Under N.J.A.C. 13:44G‑4.3(a)(4), you must provide: (regulations.justia.com)

  • Official transcript showing:
    • Path A: Baccalaureate degree in social work from a CSWE‑accredited (or candidate) program; or
    • Path B: Baccalaureate degree obtained before April 6, 1995 in one of the specified fields from an accredited institution.

If you are using the pre‑1995 route, be sure your transcript clearly shows the conferral date is prior to April 6, 1995.

Step 3 – Document your 1,600 hours (pre‑1995 route only)

If Pathway B applies:

  • Prepare the affidavit or Board‑specified form attesting to your one year of full‑time social work experience, quantified as 1,600 hours in any 18 consecutive months before April 6, 1995. (regulations.justia.com)
  • Support it with:
    • Employer letters (titles, dates, duties, full‑time status)
    • Job descriptions showing duties consistent with “social work services” as defined in N.J.A.C. 13:44G‑1.2. (regulations.justia.com)

Step 4 – Complete the Board’s application

Per N.J.A.C. 13:44G‑4.3(a), the Board requires: (regulations.justia.com)

  1. Completed application form
    • This asks for your educational and experiential background.
  2. Application fee
    • The amount is set in the fee schedule at N.J.A.C. 13:44G‑14.1.
  3. Signed consent for a criminal history background check
  4. Official transcripts, and if applicable, the experience affidavit for the pre‑1995 route.

Applications are submitted through the New Jersey Board of Social Work Examiners portal on the Division of Consumer Affairs site. (njscsw.us)

Step 5 – Understand that no exam is required for CSW

The Board, via NASW‑NJ and statutory materials, makes clear that the ASWB exam is required for LSW and LCSW, not for CSW. (naswnj.socialworkers.org)

So:

  • CSW = no ASWB exam requirement.
  • LSW, LCSW = ASWB exams required (Masters for LSW, Clinical for LCSW).

5. After certification: continuing education hour requirements

Once you’re a CSW, you must meet biennial continuing education (CE) requirements to renew.

According to NASW‑NJ and the Board’s CE rules (N.J.A.C. 13:44G‑6): (naswnj.socialworkers.org)

  • Total CE hours per 2‑year cycle (CSW): 20 hours
    • At least 5 hours in ethics
    • At least 3 hours in social and cultural competence
    • At least 1 hour related to prescription opioid drugs
  • Carryover: You may carry over up to 4 surplus hours into the next renewal cycle (if you exceed 20).

These are educational hours, not practice hours, and are separate from the pre‑1995 1,600‑hour experience requirement.


6. Summary of “hour” requirements specifically for CSW in New Jersey

Putting it all together:

  1. Standard modern BSW pathway (CSWE‑accredited BSW)

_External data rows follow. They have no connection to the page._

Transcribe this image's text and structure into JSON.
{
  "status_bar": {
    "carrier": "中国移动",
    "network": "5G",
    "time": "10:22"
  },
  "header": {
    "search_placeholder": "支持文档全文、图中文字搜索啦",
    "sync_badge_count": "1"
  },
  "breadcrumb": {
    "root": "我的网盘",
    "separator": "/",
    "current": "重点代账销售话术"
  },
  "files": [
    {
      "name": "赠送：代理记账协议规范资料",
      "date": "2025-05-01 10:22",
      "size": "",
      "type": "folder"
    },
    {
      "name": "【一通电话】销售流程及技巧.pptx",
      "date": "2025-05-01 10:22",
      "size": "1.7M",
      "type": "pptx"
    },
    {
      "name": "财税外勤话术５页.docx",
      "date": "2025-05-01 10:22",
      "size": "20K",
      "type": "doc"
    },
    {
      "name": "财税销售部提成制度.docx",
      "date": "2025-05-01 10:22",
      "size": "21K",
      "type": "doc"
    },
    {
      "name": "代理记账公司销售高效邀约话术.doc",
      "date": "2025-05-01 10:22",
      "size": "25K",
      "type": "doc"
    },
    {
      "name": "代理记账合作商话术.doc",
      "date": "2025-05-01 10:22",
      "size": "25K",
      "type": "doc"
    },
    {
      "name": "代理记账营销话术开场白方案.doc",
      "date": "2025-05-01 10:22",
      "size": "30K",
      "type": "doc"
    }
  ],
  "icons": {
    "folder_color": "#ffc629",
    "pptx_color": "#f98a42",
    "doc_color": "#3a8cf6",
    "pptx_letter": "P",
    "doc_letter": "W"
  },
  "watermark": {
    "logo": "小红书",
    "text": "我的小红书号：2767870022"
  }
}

  2. Pre‑April 6, 1995 related‑degree pathway

    • Must document one year of full‑time social work experience, precisely defined as:
      • 1,600 hours of full‑time social work experience in any consecutive 18‑month period, completed before April 6, 1995. (regulations.justia.com)
    • Those hours are not subdivided into “direct” vs. “supervised” by regulation; they must qualify broadly as social work experience consistent with Board definitions.
  3. Post‑licensure continuing education

    • 20 CE hours every 2 years for CSWs, including specified ethics, cultural competence, and opioid‑related content, with a small number of hours allowed to carry over. (naswnj.socialworkers.org)

No additional supervised practice‑hour categories (such as separate “direct client” vs. “supervision” hours) are imposed for the CSW credential itself in New Jersey; those more complex hour structures apply at the LCSW level, not CSW.